Les forges de Syam – Pierre Bergounioux

Facile pour moi de mettre mes pas dans les mots de Pierre Bergounioux, le petit village abritant ces forges n’est qu’à quelques dizaines de kilomètres de mon domicile et je connais bien cette région qu’il décrit avec une grande minutie et beaucoup de sensibilité. Il m’a été aisé de le suivre sur les petites routes jurassiennes, à l’écart des grands axes de circulation, pour dénicher ce petit vallon où se blottit cette usine palladienne, un peu délabrées, mal entretenue, qui cache bien sa vocation. Seule l’enseigne, à l’entrée, permet de comprendre qu’il s’agit d’une forge et non d’une ferme patricienne, d’une abbaye abandonnée ou d’une folie quelconque d’un nobliau local.

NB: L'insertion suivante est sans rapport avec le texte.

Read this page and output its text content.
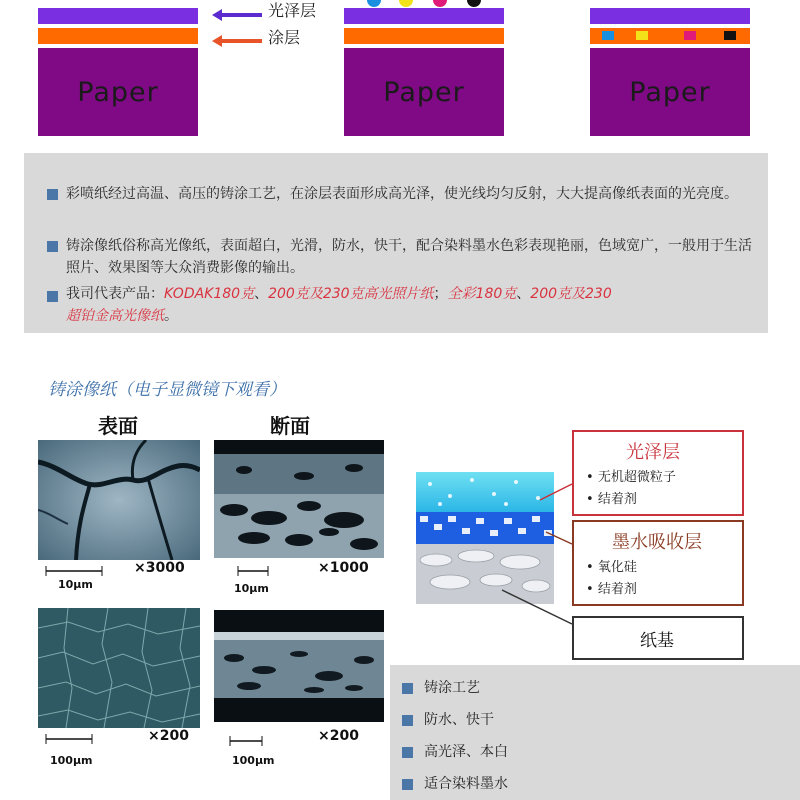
Paper
光泽层
涂层
Paper	Paper
彩喷纸经过高温、高压的铸涂工艺，在涂层表面形成高光泽，使光线均匀反射，大大提高像纸表面的光亮度。
铸涂像纸俗称高光像纸，表面超白，光滑，防水，快干，配合染料墨水色彩表现艳丽，色域宽广，一般用于生活照片、效果图等大众消费影像的输出。
我司代表产品：KODAK180克、200克及230克高光照片纸；全彩180克、200克及230
超铂金高光像纸。
铸涂像纸（电子显微镜下观看）
表面	断面
10μm
×3000
10μm
×1000
100μm
×200
100μm
×200
光泽层
• 无机超微粒子
• 结着剂
墨水吸收层
• 氧化硅
• 结着剂
纸基
铸涂工艺
防水、快干
高光泽、本白
适合染料墨水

Pierre Bergounioux raconte l’histoire de cette forge en se référant régulièrement à Karl Marx et à son modèle : le passage du patron fondateur qui travaille dans les ateliers, au patron qui vit à la ville en se contentant d’encaisser les produits de l’entreprise. Il resitue cette histoire dans le contexte de l’évolution de l’industrie métallurgique en Europe et dans le monde, des innovations techniques et technologiques, de la constitution des conglomérats géants, de l’effondrement des prix…, le choc industriel, économique, culturel que ces petites entreprises campagnardes, à taille humaine, ont dû subir face à ces géants urbains déshumanisés.

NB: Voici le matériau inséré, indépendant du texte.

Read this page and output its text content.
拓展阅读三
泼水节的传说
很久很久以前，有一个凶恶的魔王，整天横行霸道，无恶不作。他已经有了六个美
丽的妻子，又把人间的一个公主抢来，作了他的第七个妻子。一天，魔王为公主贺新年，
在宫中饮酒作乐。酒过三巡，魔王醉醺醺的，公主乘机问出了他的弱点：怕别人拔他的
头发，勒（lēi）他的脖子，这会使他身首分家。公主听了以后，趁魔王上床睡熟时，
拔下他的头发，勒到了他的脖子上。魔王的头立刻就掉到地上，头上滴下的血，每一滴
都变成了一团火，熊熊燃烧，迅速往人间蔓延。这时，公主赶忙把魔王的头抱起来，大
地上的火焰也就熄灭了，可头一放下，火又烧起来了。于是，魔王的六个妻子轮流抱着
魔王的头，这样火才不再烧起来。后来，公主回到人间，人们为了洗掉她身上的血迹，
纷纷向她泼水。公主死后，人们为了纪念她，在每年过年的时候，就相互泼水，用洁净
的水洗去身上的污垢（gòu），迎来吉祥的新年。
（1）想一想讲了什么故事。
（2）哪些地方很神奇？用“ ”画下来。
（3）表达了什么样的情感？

C’est un monde agro-industriel qui se mourait doucement depuis plus d’un siècle, d’une agonie lente mais inéluctable, même s’il respirait encore faiblement quand l’auteur a écrit son texte. Il nous raconte avec une très grande précision comment, dans cette usine musée, on fabrique encore des lingots d’acier pour des usages très spéciaux et nous laisse avec quelques interrogations sur les raisons qui permettent à cette usine de subsister à l’aube du XXI° siècle.

Un texte à la Bergounioux bien sûr, une écriture riche, ciselée, qui décrit avec précision et justesse, les lieux, le travail, l’histoire, le développement et la longue récession de l’activité, l’abandon progressif des ouvriers qui émigrent vers la ville, un processus qui peut servir d’exemple mais dans un cocon tout à fait particulier.

Dans mon emploi, j’ai bien connu cette entreprise, je suivais régulièrement ses difficultés, ses soubresauts, ses redémarrages, ses déboires récurrents et sa fin inéluctable que Bergounioux ne connaissait pas quand il a écrit ce petit livre en forme de témoignage pour qu’on n’oublie pas que cette aventure avait aussi une dimension humaine.